In this paper, Fang et. al. extended the notion of memory distance, e.g. reuse distances, to applying on the instruction space of a program, guiding feedback-directed optimization. Memory distance is a dynamic quantifiable distance in terms of memory references between two accesses to the same memory location. The use of memory distance is to predict the miss rates of instructions in a program. Using the miss rates, the author then identified the program’s critical instructions – the set of high miss instructions whose cumulative misses account for 95% of the L2 cache misses in the program – in both integer and floating-point programs. In addition, memory distance analysis is applied to memory disambiguation in out-of-order issue processors, using those distances to determine when a load may be speculated ahead of a preceding store.
The authors define the notion of memory distance as any dynamic quantifiable distance in terms of memory references between two accesses to the same memory location. Reuse distance is thus a special case of memory distance. The contribution of the work is an algorithm to predict the reuse distance distribution and miss rate for each instruction. The major overhead is storage. For each instruction, a series of log-scale bins is maintained, each bin is attributed by min, max, mean, frequency (access count). The bins is the full reuse distance representation of an instruction. Adjacent bins can be merged to form a locality pattern .The locality pattern is approximated by a linear distribution of reuse distances. The locality patterns is
a compact representation of reuse distances. In order to use the training run’s reuse distance profiles to predict other run’s reuse distance, the authors also define the prediction coverage, (whether the instruction is present in test run if it was in training run) and prediction accuracy (whether the reuse distances in training runs are roughly match the reuse distances in test runs). The authors found that linearly merging bins into patterns improves the prediction accuracy.

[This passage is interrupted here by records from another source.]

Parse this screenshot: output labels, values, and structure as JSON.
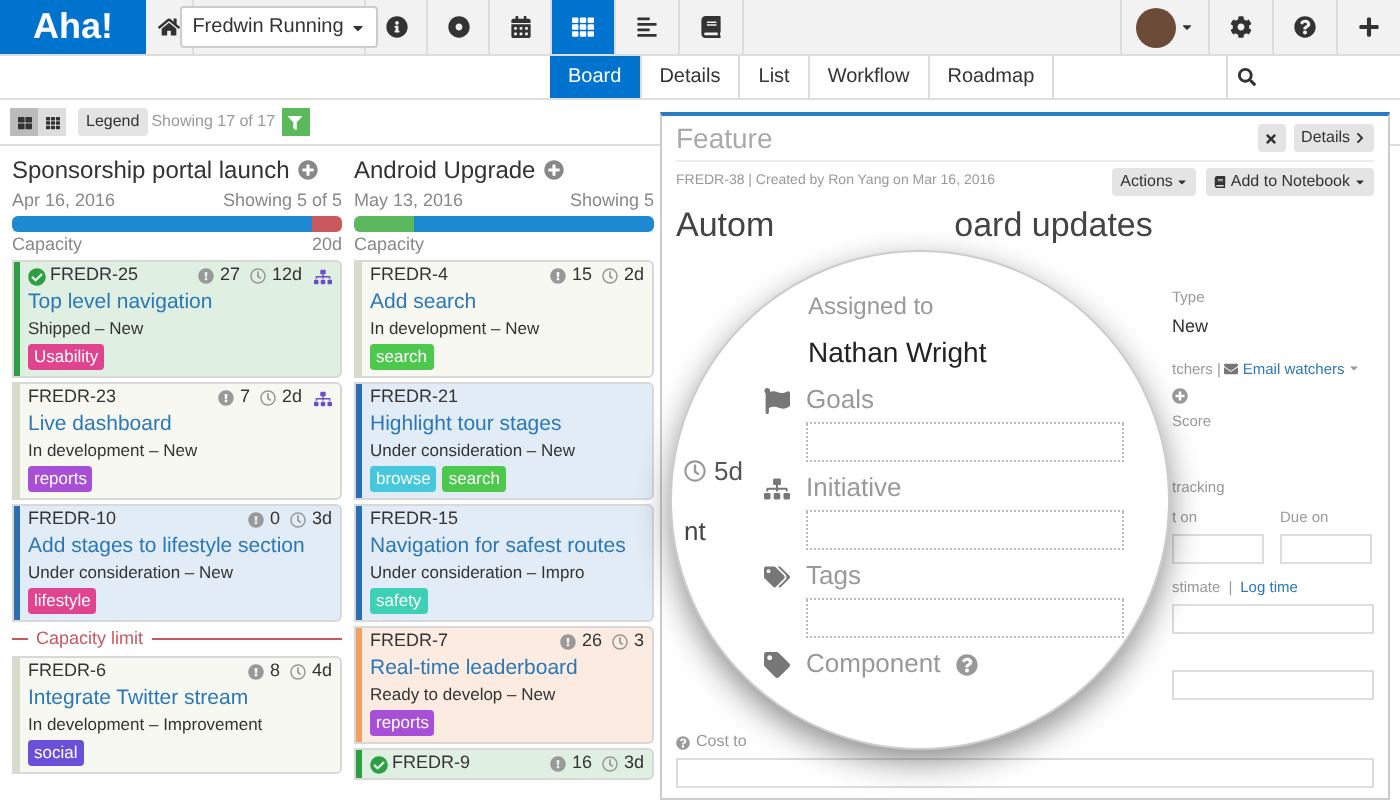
{
  "logo": "Aha!",
  "nav": {
    "workspace": "Fredwin Running",
    "icons": [
      {
        "kind": "info",
        "selected": false
      },
      {
        "kind": "target",
        "selected": false
      },
      {
        "kind": "calendar",
        "selected": false
      },
      {
        "kind": "grid",
        "selected": true
      },
      {
        "kind": "list",
        "selected": false
      },
      {
        "kind": "book",
        "selected": false
      }
    ]
  },
  "tabs": [
    {
      "label": "Board",
      "selected": true
    },
    {
      "label": "Details",
      "selected": false
    },
    {
      "label": "List",
      "selected": false
    },
    {
      "label": "Workflow",
      "selected": false
    },
    {
      "label": "Roadmap",
      "selected": false
    }
  ],
  "toolbar": {
    "views": [
      {
        "kind": "cards",
        "selected": true
      },
      {
        "kind": "grid",
        "selected": false
      }
    ],
    "legend": "Legend",
    "showing": "Showing 17 of 17"
  },
  "columns": [
    {
      "title": "Sponsorship portal launch",
      "date": "Apr 16, 2016",
      "showing": "Showing 5 of 5",
      "capacity_label": "Capacity",
      "capacity_value": "20d",
      "segments": [
        {
          "color": "#1e88d0",
          "level": 0.91
        },
        {
          "color": "#c9585e",
          "level": 0.09
        }
      ],
      "items": [
        {
          "kind": "card",
          "id": "FREDR-25",
          "shipped": true,
          "title": "Top level navigation",
          "status": "Shipped – New",
          "stat_1": "27",
          "stat_2": "12d",
          "initiative": true,
          "color": "#2e9e45",
          "tags": [
            {
              "label": "Usability",
              "color": "#e0448f"
            }
          ]
        },
        {
          "kind": "card",
          "id": "FREDR-23",
          "shipped": false,
          "title": "Live dashboard",
          "status": "In development – New",
          "stat_1": "7",
          "stat_2": "2d",
          "initiative": true,
          "color": "#d7dcc8",
          "tags": [
            {
              "label": "reports",
              "color": "#a74fd6"
            }
          ]
        },
        {
          "kind": "card",
          "id": "FREDR-10",
          "shipped": false,
          "title": "Add stages to lifestyle section",
          "status": "Under consideration – New",
          "stat_1": "0",
          "stat_2": "3d",
          "initiative": false,
          "color": "#2b6fb0",
          "tags": [
            {
              "label": "lifestyle",
              "color": "#e0448f"
            }
          ]
        },
        {
          "kind": "limit",
          "label": "Capacity limit"
        },
        {
          "kind": "card",
          "id": "FREDR-6",
          "shipped": false,
          "title": "Integrate Twitter stream",
          "status": "In development – Improvement",
          "stat_1": "8",
          "stat_2": "4d",
          "initiative": false,
          "color": "#d7dcc8",
          "tags": [
            {
              "label": "social",
              "color": "#6a4fd8"
            }
          ]
        }
      ]
    },
    {
      "title": "Android Upgrade",
      "date": "May 13, 2016",
      "showing": "Showing 5",
      "capacity_label": "Capacity",
      "segments": [
        {
          "color": "#5cb85c",
          "level": 0.2
        },
        {
          "color": "#1e88d0",
          "level": 0.8
        }
      ],
      "items": [
        {
          "kind": "card",
          "id": "FREDR-4",
          "shipped": false,
          "title": "Add search",
          "status": "In development – New",
          "stat_1": "15",
          "stat_2": "2d",
          "initiative": false,
          "color": "#d7dcc8",
          "tags": [
            {
              "label": "search",
              "color": "#4cc94c"
            }
          ]
        },
        {
          "kind": "card",
          "id": "FREDR-21",
          "shipped": false,
          "title": "Highlight tour stages",
          "status": "Under consideration – New",
          "initiative": false,
          "color": "#2b6fb0",
          "tags": [
            {
              "label": "browse",
              "color": "#45c8dc"
            },
            {
              "label": "search",
              "color": "#4cc94c"
            }
          ]
        },
        {
          "kind": "card",
          "id": "FREDR-15",
          "shipped": false,
          "title": "Navigation for safest routes",
          "status": "Under consideration – Impro",
          "initiative": false,
          "color": "#2b6fb0",
          "tags": [
            {
              "label": "safety",
              "color": "#3ed0b4"
            }
          ]
        },
        {
          "kind": "card",
          "id": "FREDR-7",
          "shipped": false,
          "title": "Real-time leaderboard",
          "status": "Ready to develop – New",
          "stat_1": "26",
          "stat_2": "3",
          "initiative": false,
          "color": "#f0a060",
          "tags": [
            {
              "label": "reports",
              "color": "#a74fd6"
            }
          ]
        },
        {
          "kind": "card",
          "id": "FREDR-9",
          "shipped": true,
          "stat_1": "16",
          "stat_2": "3d",
          "initiative": false,
          "color": "#2e9e45"
        }
      ]
    }
  ],
  "panel": {
    "title": "Feature",
    "details": "Details",
    "meta": "FREDR-38 | Created by Ron Yang on Mar 16, 2016",
    "actions": "Actions",
    "notebook": "Add to Notebook",
    "heading_start": "Autom",
    "heading_end": "oard updates",
    "type_label": "Type",
    "type_value": "New",
    "watchers": "tchers",
    "watchers_separator": "|",
    "email_watchers": "Email watchers",
    "score": "Score",
    "tracking": "tracking",
    "start_on": "t on",
    "due_on": "Due on",
    "estimate": "stimate",
    "estimate_separator": "|",
    "log_time": "Log time",
    "cost": "Cost to"
  },
  "magnifier": {
    "assigned_label": "Assigned to",
    "assigned_value": "Nathan Wright",
    "sections": [
      {
        "kind": "goals",
        "label": "Goals",
        "help": false
      },
      {
        "kind": "initiative",
        "label": "Initiative",
        "help": false
      },
      {
        "kind": "tags",
        "label": "Tags",
        "help": false
      },
      {
        "kind": "component",
        "label": "Component",
        "help": true
      }
    ],
    "fragment_time": "5d",
    "fragment_text": "nt"
  }
}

Using reuse distances to predict miss rate is very straightforward. No conflict misses are modeled. Using per-instruction reuse distances to identify critical instructions is also easy to do. The authors found that critical instructions tend to have more diverse locality patterns than non-critical instructions. Critical instructions also tend to exhibit a higher percentage of non-constant patterns than non-critical instructions.
The authors introduce two new forms of memory distance – access distance and value distance – and explore the potential of using them to determine which loads in a program may be speculated. The access distance of a memory reference is the number of memory instructions between a store to and a load from the same address. The value distance of a reference is defined as the access distance of a load to the first store in a sequence of stores of the same value.
The intuition is for speculative execution, if a load is sufficiently far away from the previous store to the same address, the load will be a good speculative candidate. Access distance can be used to model this notion for speculation. When multiple successive stores to the same address write the same value, a subsequent load to that address may be safely moved prior to all of those stores except the first as long as the memory order violation detection hardware examines the values of loads and stores. Value distance can be used to model this effect.